I have been (re)reading John Law(2004) After method; Mess in social science research.
He argues for a reconstruction/deconstruction of current research methods. In doing this he also identifies how in science
"statements do not idly freewheel in mid-air, or drop from heaven. They come from somewhere....but without support from other statements or inscriptions of an appropriate provenance they do not go very far. So we might put it this way; if a statement is to last it needs to draw on- and perhaps contribute to- an appropriate hinterland. "
He then elaborates further describing elements in this hinterland:
A part of the hinterland of a statement is other related statements. Is it consistent with these? Do they tend to support it? If the answer is yes' then they tend to add to its authority...or toare there inscriptions that endorse or support such as might be emboddied in figures etc to which such statements might be compared and where such a relationship between ideas or inscriptions tend to reinforce one another. When this is the case the authority of a statement increases. Where this is not the case the statement is likely to enter the limbo of the might have beens.
I was thinking he could have been explaining the acceptance or not of ideas more widely.
He might have extended this to change generally.
It got me thinking of Freud (Ok, maybe i need to get out more...and I am pretty sure Law would be surprised by such an outcome for his work also). However, Freud initially accepted the stories of his clients of sexual abuse and it was only after the disparaging reception in a hinterland of disbelief and impossibility that his views changed and he developed theory relating to 'hysterical women'.
Maybe it takes a readiness in the hinterland for an idea to take hold and grow, its very difficult to sustain when there is no support for it. Similarly sustaining a new practice needs scaffolding of support...

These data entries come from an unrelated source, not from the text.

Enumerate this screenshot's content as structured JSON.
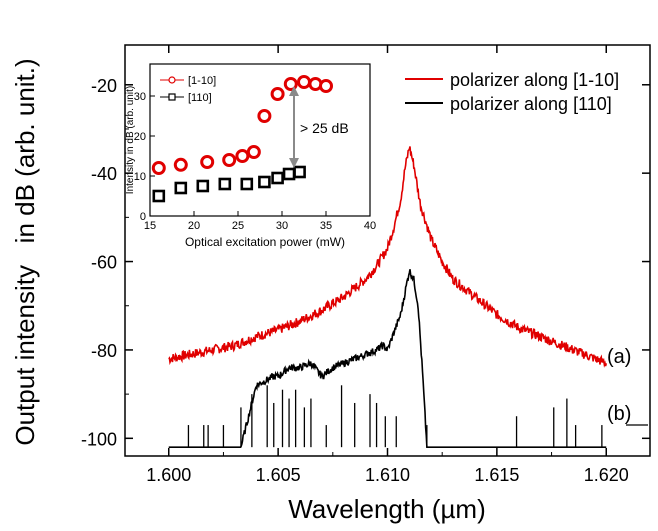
{
  "chart_data": [
    {
      "type": "line",
      "title": "",
      "xlabel": "Wavelength (µm)",
      "ylabel": "Output intensity   in dB (arb. unit.)",
      "xlim": [
        1.598,
        1.622
      ],
      "ylim": [
        -104,
        -11
      ],
      "xticks": [
        1.6,
        1.605,
        1.61,
        1.615,
        1.62
      ],
      "xtick_labels": [
        "1.600",
        "1.605",
        "1.610",
        "1.615",
        "1.620"
      ],
      "yticks": [
        -100,
        -80,
        -60,
        -40,
        -20
      ],
      "ytick_labels": [
        "-100",
        "-80",
        "-60",
        "-40",
        "-20"
      ],
      "grid": false,
      "legend_position": "top-right",
      "series": [
        {
          "name": "polarizer along [1-10]",
          "color": "#e00000",
          "x": [
            1.6,
            1.601,
            1.602,
            1.603,
            1.604,
            1.605,
            1.606,
            1.607,
            1.608,
            1.609,
            1.6095,
            1.61,
            1.6103,
            1.6106,
            1.6108,
            1.611,
            1.6112,
            1.6115,
            1.612,
            1.6125,
            1.613,
            1.614,
            1.615,
            1.616,
            1.617,
            1.618,
            1.619,
            1.62
          ],
          "y": [
            -82,
            -81,
            -80,
            -79,
            -77,
            -75.5,
            -73.5,
            -71,
            -68,
            -64,
            -61,
            -57,
            -52,
            -46,
            -39,
            -34,
            -38,
            -47,
            -55,
            -60,
            -64,
            -68,
            -72,
            -75,
            -77,
            -79,
            -81,
            -83
          ]
        },
        {
          "name": "polarizer along [110]",
          "color": "#000000",
          "x": [
            1.6,
            1.6008,
            1.601,
            1.6015,
            1.6017,
            1.602,
            1.6025,
            1.603,
            1.6033,
            1.6035,
            1.604,
            1.6048,
            1.605,
            1.6055,
            1.606,
            1.6065,
            1.607,
            1.6075,
            1.608,
            1.6085,
            1.609,
            1.6095,
            1.6098,
            1.61,
            1.6103,
            1.6106,
            1.6108,
            1.611,
            1.6112,
            1.6114,
            1.6116,
            1.6118,
            1.612,
            1.613,
            1.614,
            1.615,
            1.616,
            1.617,
            1.618,
            1.619,
            1.62
          ],
          "y": [
            -102,
            -102,
            -102,
            -102,
            -102,
            -102,
            -102,
            -102,
            -102,
            -98,
            -88,
            -86,
            -86,
            -84,
            -84,
            -83,
            -86,
            -84,
            -83,
            -82,
            -81,
            -80,
            -79,
            -80,
            -76,
            -72,
            -67,
            -62,
            -64,
            -70,
            -85,
            -102,
            -102,
            -102,
            -102,
            -102,
            -102,
            -102,
            -102,
            -102,
            -102
          ]
        },
        {
          "name": "",
          "color": "#000000",
          "style": "spikes",
          "x": [
            1.6009,
            1.6016,
            1.6018,
            1.6025,
            1.6033,
            1.6038,
            1.6045,
            1.6048,
            1.6052,
            1.6055,
            1.6058,
            1.6062,
            1.6065,
            1.6072,
            1.6079,
            1.6085,
            1.6092,
            1.6095,
            1.6099,
            1.6104,
            1.6118,
            1.6159,
            1.6176,
            1.6182,
            1.6186,
            1.6198
          ],
          "y": [
            -97,
            -97,
            -97,
            -97,
            -93,
            -90,
            -88,
            -92,
            -89,
            -91,
            -89,
            -93,
            -91,
            -97,
            -88,
            -92,
            -90,
            -92,
            -95,
            -95,
            -97,
            -95,
            -93,
            -91,
            -97,
            -97
          ]
        }
      ],
      "annotations": [
        "(a)",
        "(b)"
      ]
    },
    {
      "type": "scatter",
      "title": "",
      "xlabel": "Optical excitation power (mW)",
      "ylabel": "Intensity in dB (arb. unit)",
      "xlim": [
        15,
        40
      ],
      "ylim": [
        0,
        38
      ],
      "xticks": [
        15,
        20,
        25,
        30,
        35,
        40
      ],
      "xtick_labels": [
        "15",
        "20",
        "25",
        "30",
        "35",
        "40"
      ],
      "yticks": [
        0,
        10,
        20,
        30
      ],
      "ytick_labels": [
        "0",
        "10",
        "20",
        "30"
      ],
      "grid": false,
      "legend_position": "top-left",
      "series": [
        {
          "name": "[1-10]",
          "color": "#e00000",
          "marker": "circle",
          "x": [
            16.0,
            18.5,
            21.5,
            24.0,
            25.5,
            26.8,
            28.0,
            29.5,
            31.0,
            32.5,
            33.8,
            35.0
          ],
          "y": [
            12.0,
            12.8,
            13.5,
            14.0,
            15.0,
            16.0,
            25.0,
            30.5,
            33.0,
            33.5,
            33.0,
            32.5
          ]
        },
        {
          "name": "[110]",
          "color": "#000000",
          "marker": "square",
          "x": [
            16.0,
            18.5,
            21.0,
            23.5,
            26.0,
            28.0,
            29.5,
            30.8,
            32.0
          ],
          "y": [
            5.0,
            7.0,
            7.5,
            8.0,
            8.0,
            8.5,
            9.5,
            10.5,
            11.0
          ]
        }
      ],
      "annotations": [
        "> 25 dB"
      ]
    }
  ]
}
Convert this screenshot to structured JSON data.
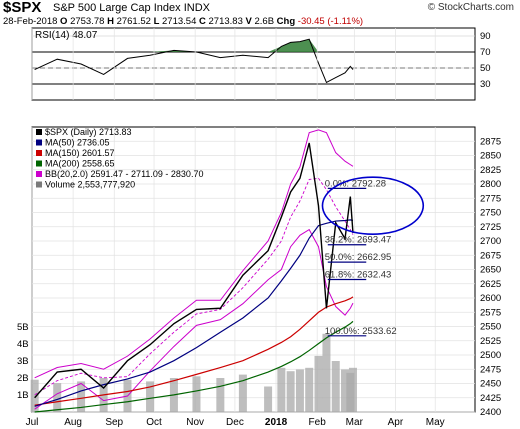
{
  "header": {
    "symbol": "$SPX",
    "name": "S&P 500 Large Cap Index",
    "exchange": "INDX",
    "credit": "© StockCharts.com",
    "date": "28-Feb-2018",
    "open_label": "O",
    "open": "2753.78",
    "high_label": "H",
    "high": "2761.52",
    "low_label": "L",
    "low": "2713.54",
    "close_label": "C",
    "close": "2713.83",
    "volume_label": "V",
    "volume": "2.6B",
    "change_label": "Chg",
    "change": "-30.45 (-1.11%)"
  },
  "colors": {
    "price": "#000000",
    "ma50": "#000080",
    "ma150": "#cc0000",
    "ma200": "#006400",
    "bollinger": "#cc00cc",
    "volume": "#a8a8a8",
    "rsi_fill": "#2e7d32",
    "annotation": "#000080"
  },
  "chart_data": [
    {
      "type": "line",
      "title": "RSI(14) 48.07",
      "ylim": [
        10,
        100
      ],
      "yticks": [
        90,
        70,
        50,
        30
      ],
      "guides": [
        30,
        70
      ],
      "grid": true,
      "series": [
        {
          "name": "RSI(14)",
          "dates": [
            "2017-07-03",
            "2017-07-20",
            "2017-08-07",
            "2017-08-24",
            "2017-09-11",
            "2017-09-28",
            "2017-10-16",
            "2017-11-02",
            "2017-11-20",
            "2017-12-07",
            "2017-12-26",
            "2018-01-05",
            "2018-01-12",
            "2018-01-19",
            "2018-01-26",
            "2018-02-02",
            "2018-02-08",
            "2018-02-15",
            "2018-02-22",
            "2018-02-26",
            "2018-02-28"
          ],
          "values": [
            48,
            61,
            55,
            42,
            62,
            66,
            72,
            70,
            63,
            66,
            63,
            77,
            82,
            83,
            86,
            56,
            32,
            38,
            44,
            52,
            48
          ]
        }
      ]
    },
    {
      "type": "line",
      "title": "$SPX (Daily) 2713.83",
      "xlim": [
        "2017-07-01",
        "2018-05-31"
      ],
      "ylim": [
        2400,
        2900
      ],
      "xticks": [
        {
          "date": "2017-07-01",
          "label": "Jul"
        },
        {
          "date": "2017-08-01",
          "label": "Aug"
        },
        {
          "date": "2017-09-01",
          "label": "Sep"
        },
        {
          "date": "2017-10-01",
          "label": "Oct"
        },
        {
          "date": "2017-11-01",
          "label": "Nov"
        },
        {
          "date": "2017-12-01",
          "label": "Dec"
        },
        {
          "date": "2018-01-01",
          "label": "2018"
        },
        {
          "date": "2018-02-01",
          "label": "Feb"
        },
        {
          "date": "2018-03-01",
          "label": "Mar"
        },
        {
          "date": "2018-04-01",
          "label": "Apr"
        },
        {
          "date": "2018-05-01",
          "label": "May"
        }
      ],
      "yticks": [
        2400,
        2425,
        2450,
        2475,
        2500,
        2525,
        2550,
        2575,
        2600,
        2625,
        2650,
        2675,
        2700,
        2725,
        2750,
        2775,
        2800,
        2825,
        2850,
        2875
      ],
      "volume_ticks": [
        "1B",
        "2B",
        "3B",
        "4B",
        "5B"
      ],
      "volume_lim": [
        0,
        6
      ],
      "grid": true,
      "legend": [
        {
          "label": "$SPX (Daily) 2713.83",
          "color": "#000000"
        },
        {
          "label": "MA(50) 2736.05",
          "color": "#000080"
        },
        {
          "label": "MA(150) 2601.57",
          "color": "#cc0000"
        },
        {
          "label": "MA(200) 2558.65",
          "color": "#006400"
        },
        {
          "label": "BB(20,2.0) 2591.47 - 2711.09 - 2830.70",
          "color": "#cc00cc"
        },
        {
          "label": "Volume 2,553,777,920",
          "color": "#7a7a7a"
        }
      ],
      "dates": [
        "2017-07-03",
        "2017-07-20",
        "2017-08-07",
        "2017-08-24",
        "2017-09-11",
        "2017-09-28",
        "2017-10-16",
        "2017-11-02",
        "2017-11-20",
        "2017-12-07",
        "2017-12-26",
        "2018-01-05",
        "2018-01-12",
        "2018-01-19",
        "2018-01-26",
        "2018-02-02",
        "2018-02-08",
        "2018-02-15",
        "2018-02-22",
        "2018-02-26",
        "2018-02-28"
      ],
      "series": [
        {
          "name": "$SPX (Daily)",
          "values": [
            2425,
            2470,
            2475,
            2442,
            2490,
            2518,
            2555,
            2580,
            2582,
            2640,
            2683,
            2742,
            2786,
            2810,
            2872,
            2762,
            2582,
            2732,
            2704,
            2778,
            2714
          ]
        },
        {
          "name": "MA(50)",
          "values": [
            2410,
            2422,
            2437,
            2448,
            2458,
            2470,
            2490,
            2513,
            2540,
            2565,
            2600,
            2630,
            2652,
            2675,
            2705,
            2727,
            2731,
            2735,
            2736,
            2737,
            2736
          ]
        },
        {
          "name": "MA(150)",
          "values": [
            2412,
            2418,
            2424,
            2430,
            2436,
            2444,
            2455,
            2466,
            2478,
            2490,
            2510,
            2522,
            2532,
            2545,
            2560,
            2575,
            2584,
            2590,
            2595,
            2599,
            2602
          ]
        },
        {
          "name": "MA(200)",
          "values": [
            2400,
            2404,
            2408,
            2413,
            2418,
            2424,
            2430,
            2437,
            2445,
            2455,
            2470,
            2480,
            2488,
            2497,
            2508,
            2520,
            2530,
            2540,
            2549,
            2555,
            2559
          ]
        },
        {
          "name": "BB upper",
          "values": [
            2460,
            2478,
            2485,
            2475,
            2498,
            2528,
            2565,
            2596,
            2596,
            2648,
            2700,
            2750,
            2800,
            2830,
            2890,
            2895,
            2890,
            2855,
            2840,
            2834,
            2831
          ]
        },
        {
          "name": "BB mid",
          "values": [
            2430,
            2455,
            2468,
            2460,
            2462,
            2502,
            2540,
            2572,
            2580,
            2618,
            2668,
            2700,
            2742,
            2770,
            2808,
            2810,
            2790,
            2760,
            2735,
            2720,
            2711
          ]
        },
        {
          "name": "BB lower",
          "values": [
            2405,
            2432,
            2450,
            2420,
            2428,
            2472,
            2515,
            2552,
            2562,
            2590,
            2632,
            2650,
            2690,
            2710,
            2720,
            2690,
            2620,
            2585,
            2570,
            2582,
            2591
          ]
        }
      ],
      "volume": [
        1.9,
        1.7,
        1.8,
        2.0,
        1.9,
        1.8,
        2.0,
        2.1,
        2.0,
        2.2,
        1.5,
        2.6,
        2.4,
        2.5,
        2.6,
        3.3,
        4.6,
        3.0,
        2.5,
        2.3,
        2.6
      ],
      "fib_levels": [
        {
          "label": "0.0%: 2792.28",
          "value": 2792.28
        },
        {
          "label": "38.2%: 2693.47",
          "value": 2693.47
        },
        {
          "label": "50.0%: 2662.95",
          "value": 2662.95
        },
        {
          "label": "61.8%: 2632.43",
          "value": 2632.43
        },
        {
          "label": "100.0%: 2533.62",
          "value": 2533.62
        }
      ],
      "annotation": {
        "type": "ellipse",
        "color": "#0000cc",
        "center_date": "2018-03-15",
        "center_value": 2762,
        "half_width_days": 38,
        "half_height_value": 50
      }
    }
  ]
}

There's the moment in the youtube video of web 2.0 where a nest is being built and it seems any sustained change is like this, it requires attachment and stability provided by other like minded or ready minded.
As Leadbetter says in his video, ideas take life when they are shared (what he doesnt say is that only when the sharing occurs in a ready hinterland where it can get a purchase on others- or on other things).
"Its like building a birdsnest where everyone leaves their piece" 'cept the material semiotics of what the bird, the birds partner, the twigs, trees, technologies, wind, rain, storm or sunshine, airplanes, food sources, local industry... are doing also need to be included. Hence an argument for taking an ANT approach to get a better understanding and a possibility for deliberately effecting change.